# Baby sharks everywhere



## zesurgeon (May 28, 2013)

Johnson's beach was alive today. I caught a whiting and 32 sharks between 1 and 2 feet. Let all the sharks go but is was a fun day of fishing.


----------



## TheCarver (May 5, 2011)

The son an I took a swim out to the first sand bar an was bumped, but no teeth marks,Thank God. We did see a couple dark shadows dart by swimming back in.. But even thought I saw a couple smaller ones within 20 ft of shore.. One of the orange an white choppers flew over done a wave back an forth, The life Gaurds made comments,, But couldnt hear them from the waves,, But figured they were saying the same thing I was thinking,, The chopper was seeing what we were thinking about,,, But other than that it was a great day swimming,, The water wasnt that clear,, But the sea weed was almost all gone for some fishing...


----------



## keperry1182 (Oct 6, 2010)

Caught a 5 footer at NAS today.
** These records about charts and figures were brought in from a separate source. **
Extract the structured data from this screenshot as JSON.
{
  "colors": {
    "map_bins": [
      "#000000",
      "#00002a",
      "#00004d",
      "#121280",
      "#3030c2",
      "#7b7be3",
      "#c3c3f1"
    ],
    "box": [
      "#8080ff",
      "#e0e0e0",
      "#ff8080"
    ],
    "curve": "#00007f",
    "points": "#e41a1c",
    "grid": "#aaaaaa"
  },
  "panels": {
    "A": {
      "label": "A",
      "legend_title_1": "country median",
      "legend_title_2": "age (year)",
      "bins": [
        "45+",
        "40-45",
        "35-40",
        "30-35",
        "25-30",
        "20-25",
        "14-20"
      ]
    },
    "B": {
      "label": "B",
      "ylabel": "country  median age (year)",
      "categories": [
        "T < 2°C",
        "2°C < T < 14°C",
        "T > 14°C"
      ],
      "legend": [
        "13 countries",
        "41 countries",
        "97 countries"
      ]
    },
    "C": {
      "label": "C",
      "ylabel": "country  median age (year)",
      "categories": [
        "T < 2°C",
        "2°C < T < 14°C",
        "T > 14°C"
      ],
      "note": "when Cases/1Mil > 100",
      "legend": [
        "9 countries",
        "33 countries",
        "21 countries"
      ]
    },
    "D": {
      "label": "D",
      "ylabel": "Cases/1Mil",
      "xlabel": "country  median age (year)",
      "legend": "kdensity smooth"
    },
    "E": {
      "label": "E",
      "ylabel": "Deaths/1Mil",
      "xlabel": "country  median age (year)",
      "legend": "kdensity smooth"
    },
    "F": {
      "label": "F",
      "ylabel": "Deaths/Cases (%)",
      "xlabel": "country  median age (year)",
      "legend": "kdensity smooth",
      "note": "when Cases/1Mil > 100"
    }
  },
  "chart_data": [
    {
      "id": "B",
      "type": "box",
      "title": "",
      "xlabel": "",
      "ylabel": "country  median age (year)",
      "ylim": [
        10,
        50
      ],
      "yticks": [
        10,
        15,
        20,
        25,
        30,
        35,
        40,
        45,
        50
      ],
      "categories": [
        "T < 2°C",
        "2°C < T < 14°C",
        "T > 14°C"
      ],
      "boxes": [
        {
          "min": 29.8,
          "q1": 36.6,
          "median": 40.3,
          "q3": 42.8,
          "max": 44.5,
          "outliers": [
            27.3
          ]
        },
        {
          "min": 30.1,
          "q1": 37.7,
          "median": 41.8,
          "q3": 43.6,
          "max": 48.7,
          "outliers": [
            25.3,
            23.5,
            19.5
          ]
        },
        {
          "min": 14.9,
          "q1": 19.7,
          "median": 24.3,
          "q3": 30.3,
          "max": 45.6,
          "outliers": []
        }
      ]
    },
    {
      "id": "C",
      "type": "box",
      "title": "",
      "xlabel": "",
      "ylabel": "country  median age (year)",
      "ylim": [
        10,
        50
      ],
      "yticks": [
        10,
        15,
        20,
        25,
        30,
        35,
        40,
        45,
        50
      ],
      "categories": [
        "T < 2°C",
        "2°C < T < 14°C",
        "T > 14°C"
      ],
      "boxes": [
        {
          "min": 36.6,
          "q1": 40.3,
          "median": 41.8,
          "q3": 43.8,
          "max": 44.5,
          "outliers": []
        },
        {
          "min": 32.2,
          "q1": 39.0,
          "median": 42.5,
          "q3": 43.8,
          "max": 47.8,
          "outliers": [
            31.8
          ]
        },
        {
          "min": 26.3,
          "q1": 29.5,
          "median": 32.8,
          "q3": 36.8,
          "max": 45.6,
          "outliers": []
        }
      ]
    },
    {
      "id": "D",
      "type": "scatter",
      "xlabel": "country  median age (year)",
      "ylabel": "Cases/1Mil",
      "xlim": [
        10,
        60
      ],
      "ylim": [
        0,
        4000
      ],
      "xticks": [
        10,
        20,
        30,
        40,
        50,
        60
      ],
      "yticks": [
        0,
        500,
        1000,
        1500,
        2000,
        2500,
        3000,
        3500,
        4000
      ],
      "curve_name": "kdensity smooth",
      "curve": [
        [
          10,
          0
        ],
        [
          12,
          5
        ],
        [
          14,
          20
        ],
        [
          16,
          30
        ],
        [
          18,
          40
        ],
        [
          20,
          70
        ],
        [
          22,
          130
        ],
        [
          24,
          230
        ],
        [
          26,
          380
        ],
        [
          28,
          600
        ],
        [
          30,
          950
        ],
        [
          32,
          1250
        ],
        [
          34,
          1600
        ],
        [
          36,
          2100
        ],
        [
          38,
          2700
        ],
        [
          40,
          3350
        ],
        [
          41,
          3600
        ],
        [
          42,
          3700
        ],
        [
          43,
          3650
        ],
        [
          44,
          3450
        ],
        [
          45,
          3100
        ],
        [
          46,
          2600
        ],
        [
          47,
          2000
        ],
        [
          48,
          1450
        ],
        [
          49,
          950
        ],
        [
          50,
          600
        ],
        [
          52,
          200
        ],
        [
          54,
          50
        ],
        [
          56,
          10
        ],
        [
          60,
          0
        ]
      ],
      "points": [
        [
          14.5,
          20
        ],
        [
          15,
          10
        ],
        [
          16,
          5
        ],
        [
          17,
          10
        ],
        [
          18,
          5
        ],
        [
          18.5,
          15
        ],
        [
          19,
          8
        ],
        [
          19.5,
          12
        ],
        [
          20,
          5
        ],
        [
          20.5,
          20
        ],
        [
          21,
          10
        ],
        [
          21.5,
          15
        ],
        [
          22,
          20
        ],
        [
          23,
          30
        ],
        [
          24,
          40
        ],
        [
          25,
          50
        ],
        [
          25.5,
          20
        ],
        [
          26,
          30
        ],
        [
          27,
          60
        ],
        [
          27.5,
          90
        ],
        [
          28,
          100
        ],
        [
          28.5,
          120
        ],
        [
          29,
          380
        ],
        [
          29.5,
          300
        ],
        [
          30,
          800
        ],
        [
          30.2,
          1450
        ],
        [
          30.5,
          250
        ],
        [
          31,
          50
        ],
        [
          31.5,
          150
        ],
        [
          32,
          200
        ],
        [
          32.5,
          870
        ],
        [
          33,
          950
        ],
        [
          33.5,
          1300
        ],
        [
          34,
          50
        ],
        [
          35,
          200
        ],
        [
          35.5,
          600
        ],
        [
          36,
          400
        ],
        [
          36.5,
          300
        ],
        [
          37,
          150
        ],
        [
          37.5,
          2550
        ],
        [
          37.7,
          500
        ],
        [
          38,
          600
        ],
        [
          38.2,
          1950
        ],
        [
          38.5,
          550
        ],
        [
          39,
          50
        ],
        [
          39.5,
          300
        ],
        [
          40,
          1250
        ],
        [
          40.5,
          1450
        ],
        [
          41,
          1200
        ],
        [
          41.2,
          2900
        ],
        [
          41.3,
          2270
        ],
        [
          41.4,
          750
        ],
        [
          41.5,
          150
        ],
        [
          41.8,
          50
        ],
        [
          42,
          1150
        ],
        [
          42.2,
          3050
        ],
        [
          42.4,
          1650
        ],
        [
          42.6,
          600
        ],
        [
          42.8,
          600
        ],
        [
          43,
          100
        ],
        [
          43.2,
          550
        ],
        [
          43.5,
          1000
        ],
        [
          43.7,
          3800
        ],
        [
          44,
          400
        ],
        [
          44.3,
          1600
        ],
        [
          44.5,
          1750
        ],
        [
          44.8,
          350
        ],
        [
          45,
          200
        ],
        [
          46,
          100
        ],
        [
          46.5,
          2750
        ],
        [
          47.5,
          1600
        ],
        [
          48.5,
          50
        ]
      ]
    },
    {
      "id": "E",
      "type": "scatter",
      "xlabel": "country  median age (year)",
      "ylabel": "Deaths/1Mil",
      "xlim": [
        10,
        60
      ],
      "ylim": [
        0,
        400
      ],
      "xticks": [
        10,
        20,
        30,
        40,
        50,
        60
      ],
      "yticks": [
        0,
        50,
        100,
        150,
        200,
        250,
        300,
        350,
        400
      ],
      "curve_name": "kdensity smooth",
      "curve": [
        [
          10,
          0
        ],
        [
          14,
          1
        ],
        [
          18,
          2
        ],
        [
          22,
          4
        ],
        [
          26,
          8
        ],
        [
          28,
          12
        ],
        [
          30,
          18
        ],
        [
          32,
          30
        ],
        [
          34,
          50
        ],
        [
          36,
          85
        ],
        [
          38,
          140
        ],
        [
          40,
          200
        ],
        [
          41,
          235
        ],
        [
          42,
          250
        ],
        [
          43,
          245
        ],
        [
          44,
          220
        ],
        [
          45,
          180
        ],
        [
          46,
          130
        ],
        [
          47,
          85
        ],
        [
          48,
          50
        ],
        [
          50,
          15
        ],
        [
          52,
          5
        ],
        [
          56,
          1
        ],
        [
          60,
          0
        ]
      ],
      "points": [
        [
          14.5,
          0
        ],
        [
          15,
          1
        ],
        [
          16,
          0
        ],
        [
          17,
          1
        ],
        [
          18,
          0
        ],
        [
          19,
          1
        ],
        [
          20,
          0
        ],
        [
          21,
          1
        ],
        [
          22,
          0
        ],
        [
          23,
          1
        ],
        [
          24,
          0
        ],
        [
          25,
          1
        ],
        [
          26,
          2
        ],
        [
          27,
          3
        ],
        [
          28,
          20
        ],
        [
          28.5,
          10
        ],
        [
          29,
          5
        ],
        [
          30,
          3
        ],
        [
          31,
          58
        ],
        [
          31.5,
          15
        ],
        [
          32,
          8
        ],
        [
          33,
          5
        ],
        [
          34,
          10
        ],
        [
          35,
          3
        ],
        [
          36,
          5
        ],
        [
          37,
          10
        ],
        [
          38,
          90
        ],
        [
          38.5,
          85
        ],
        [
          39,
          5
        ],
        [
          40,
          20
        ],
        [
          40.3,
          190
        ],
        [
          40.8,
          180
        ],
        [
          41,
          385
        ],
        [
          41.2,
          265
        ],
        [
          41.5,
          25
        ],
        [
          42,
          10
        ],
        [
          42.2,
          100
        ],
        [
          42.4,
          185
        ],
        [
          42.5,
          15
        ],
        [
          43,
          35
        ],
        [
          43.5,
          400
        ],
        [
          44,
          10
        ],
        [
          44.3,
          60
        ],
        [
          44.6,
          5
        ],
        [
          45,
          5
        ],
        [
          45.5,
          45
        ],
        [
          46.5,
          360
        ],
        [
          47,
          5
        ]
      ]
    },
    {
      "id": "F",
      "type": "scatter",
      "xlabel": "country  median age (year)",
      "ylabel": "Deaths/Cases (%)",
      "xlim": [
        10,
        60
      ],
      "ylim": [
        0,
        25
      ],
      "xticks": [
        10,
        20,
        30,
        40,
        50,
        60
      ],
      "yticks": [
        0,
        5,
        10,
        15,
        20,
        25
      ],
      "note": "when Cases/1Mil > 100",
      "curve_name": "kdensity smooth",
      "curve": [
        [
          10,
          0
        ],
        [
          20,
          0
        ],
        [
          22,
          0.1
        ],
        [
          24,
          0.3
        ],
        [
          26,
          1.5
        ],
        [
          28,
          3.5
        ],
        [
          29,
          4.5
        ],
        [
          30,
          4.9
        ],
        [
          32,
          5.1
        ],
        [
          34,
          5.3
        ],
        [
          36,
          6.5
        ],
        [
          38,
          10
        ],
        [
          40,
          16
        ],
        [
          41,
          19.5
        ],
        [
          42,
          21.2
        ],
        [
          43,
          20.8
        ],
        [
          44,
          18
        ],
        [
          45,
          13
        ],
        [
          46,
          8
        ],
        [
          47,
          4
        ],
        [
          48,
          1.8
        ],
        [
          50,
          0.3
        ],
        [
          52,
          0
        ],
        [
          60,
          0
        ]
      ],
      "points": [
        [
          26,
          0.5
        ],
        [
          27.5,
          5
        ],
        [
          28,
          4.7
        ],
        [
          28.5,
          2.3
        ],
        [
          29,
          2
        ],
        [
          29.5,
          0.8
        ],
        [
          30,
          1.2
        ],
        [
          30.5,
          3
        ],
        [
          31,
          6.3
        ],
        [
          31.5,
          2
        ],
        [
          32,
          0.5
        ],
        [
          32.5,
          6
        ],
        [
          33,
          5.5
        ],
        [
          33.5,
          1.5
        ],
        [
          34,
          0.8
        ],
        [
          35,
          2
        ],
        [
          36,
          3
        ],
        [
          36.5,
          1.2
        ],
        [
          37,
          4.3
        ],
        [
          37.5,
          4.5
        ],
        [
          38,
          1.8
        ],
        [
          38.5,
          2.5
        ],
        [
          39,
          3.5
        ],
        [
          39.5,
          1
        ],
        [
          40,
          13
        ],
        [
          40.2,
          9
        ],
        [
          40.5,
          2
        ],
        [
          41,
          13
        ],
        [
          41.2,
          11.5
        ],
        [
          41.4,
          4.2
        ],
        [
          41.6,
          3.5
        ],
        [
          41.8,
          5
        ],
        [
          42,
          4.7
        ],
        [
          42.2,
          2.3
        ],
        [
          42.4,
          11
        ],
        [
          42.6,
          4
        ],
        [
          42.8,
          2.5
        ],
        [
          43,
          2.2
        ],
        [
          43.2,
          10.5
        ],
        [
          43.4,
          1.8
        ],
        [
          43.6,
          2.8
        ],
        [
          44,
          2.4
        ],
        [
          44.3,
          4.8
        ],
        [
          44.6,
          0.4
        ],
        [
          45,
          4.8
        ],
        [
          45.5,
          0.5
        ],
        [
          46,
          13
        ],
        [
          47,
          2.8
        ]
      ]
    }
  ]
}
Ill be at johnsons tomorrow, thanks for reporting.


----------



## emon550 (Sep 4, 2012)

i was at johnson's beach late in the day today, and also hooked whitings and baby sharks.


----------



## albacized (Nov 25, 2011)

Are these atlantic sharpnose sharks?


----------



## emon550 (Sep 4, 2012)

im not sure what type of baby sharks they were, but they were everywhere this past friday...


----------



## lowprofile (Jan 6, 2013)

albacized said:


> Are these atlantic sharpnose sharks?



most of the small ones we caught last night were black tip and black nose in the 1-3ft range. perfect bait size.


----------